クオンタム経営塾 塾生登場!
モンシュシュの双子経営者 金美花さん・春花さん 【第3回】 「私たちの洋菓子を世界中の人に楽しんで頂きたいんです」

〔左から〕姉で社長の金美花さんと、妹の金春花さん

第2回はこちらをご覧ください。

インタビュアー: 平内優(クオンタムリープ社長)

上海に初めて海外出店した理由

平内 モンシュシュの業績が伸び、叩き上げで頑張ってきた人たちだけでは次のステップには行けなくなって、経験豊富な人たちに来てもらったわけですね。そのときの難しさというのは、新参の彼らが、昔から同じ釜の飯を食べてきた人たちと同化できるかという問題ですよね。その辺はいかがでしたか?

春花 当時、アルバイトさんがたくさんいたんですが、彼らからは「上司が欲しい」という声が圧倒的に多かったんです。言ってみれば、私たち姉妹しか上司はいなかったわけですから。しかも、その私たちはてんやわんやで、ドタバタして、彼らに目が行き届かない。それで「きちんと見てくれる上司が欲しい」という不満の声が上がっていたんです。

美花 「仕事の報告をしても返事が遅い」「頑張っているのに見てくれない」「上から指示がないと計算も調整できない」といった不満は、マネジメントに当たる人たちに入ってもらったおかげで、ずいぶん解消しました。みんなにすごく喜んでもらえましたね。「これでドタバタから逃げられた」と。

 一方、新しく来たスタッフたちには「とことん現場主義で行きたい」と言ったんです。組織図も、上から下へのトップダウン型ではなくて、下から支えるボトムアップ型の組織図を掲げまして、「マネジメント層も、あくまで現場がスムーズに仕事できるためのサポート部隊だ」ということを確認していました。

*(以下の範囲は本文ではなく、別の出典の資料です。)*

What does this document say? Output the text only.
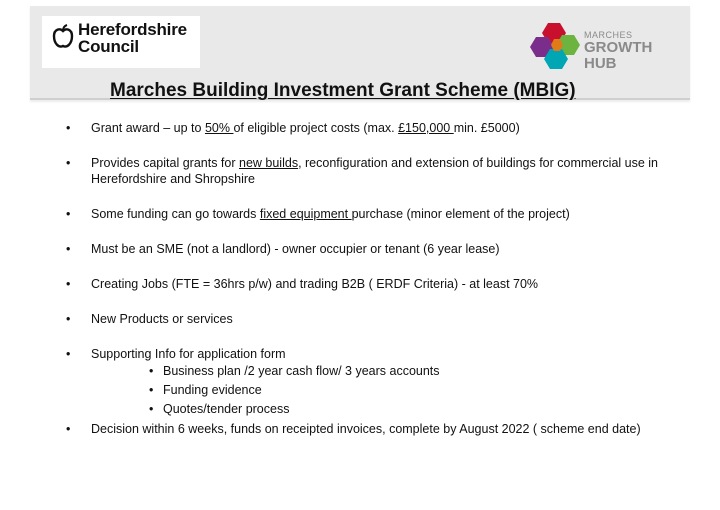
Herefordshire
Council
MARCHES
GROWTH
HUB
Marches Building Investment Grant Scheme (MBIG)
• Grant award – up to 50% of eligible project costs (max. £150,000 min. £5000)
• Provides capital grants for new builds, reconfiguration and extension of buildings for commercial use in Herefordshire and Shropshire
• Some funding can go towards fixed equipment purchase (minor element of the project)
• Must be an SME (not a landlord) - owner occupier or tenant (6 year lease)
• Creating Jobs (FTE = 36hrs p/w) and trading B2B ( ERDF Criteria) - at least 70%
• New Products or services
• Supporting Info for application form
• Business plan /2 year cash flow/ 3 years accounts
• Funding evidence
• Quotes/tender process
• Decision within 6 weeks, funds on receipted invoices, complete by August 2022 ( scheme end date)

平内 そうやって組織固めをして、海外へ進出ということになったわけですが、まず中国や香港を出店先に選んだのはなぜですか?

春花 直接のきっかけは2010年の上海万博ですね。

美花 「いつかアジアに出店したい」という思いは、私たちの中で少しずつ強まっていました。アジアの大陸に近い飯塚に生まれ育ち、大阪に移ってからは、関西発で世界に羽ばたいている企業さんに囲まれているうちに、自然に湧いてきた野心ですね。

 そんなとき、たまたま「上海万博に出店しませんか」というオファーを頂ききまして、迷わずすぐに「やります」と。できるかどうかではなくて、「やるためには何をしないといけないのか」と、「絶対にやる」という結論先にありきの逆算型で準備を急ぎました。

 銀行さんやパートナーさんを紹介して頂いて、「堂島ロールの味を中国のお客様にお届けする」という形で進めました。結局、上海万博で10ヵ月間、販売することができ、おかげさまで現地での価格設定や納品、中国人スタッフの育成などについて、貴重な学習をすることができました。

 上海万博が始まって2ヵ月後には、「これは上海で行けるな」という手応えを感じたので、さっそく同時進行で、出店の準備を始めました。ポイントとしては、「○○という街の何丁目」といった路面店より、「□□ビルにある店」というふうに、誰もが、「ああ、あそこね」と連想できるような、有名ビルの中での出店を目指しました。まさに「銀座三越にあるお店です」というのと一緒ですね。

 それで、上海の森ビルさんという、ビジネスビルの地下1階にオープンすることになりました。普通、ケーキショップが出店するような街とは違う、ビジネス街なんですけれども。

春花 メイドインジャパンの森ビルで、メイドインジャパンの味を楽しんで頂く。まずそこからスタートして、広めていきたいと考えました。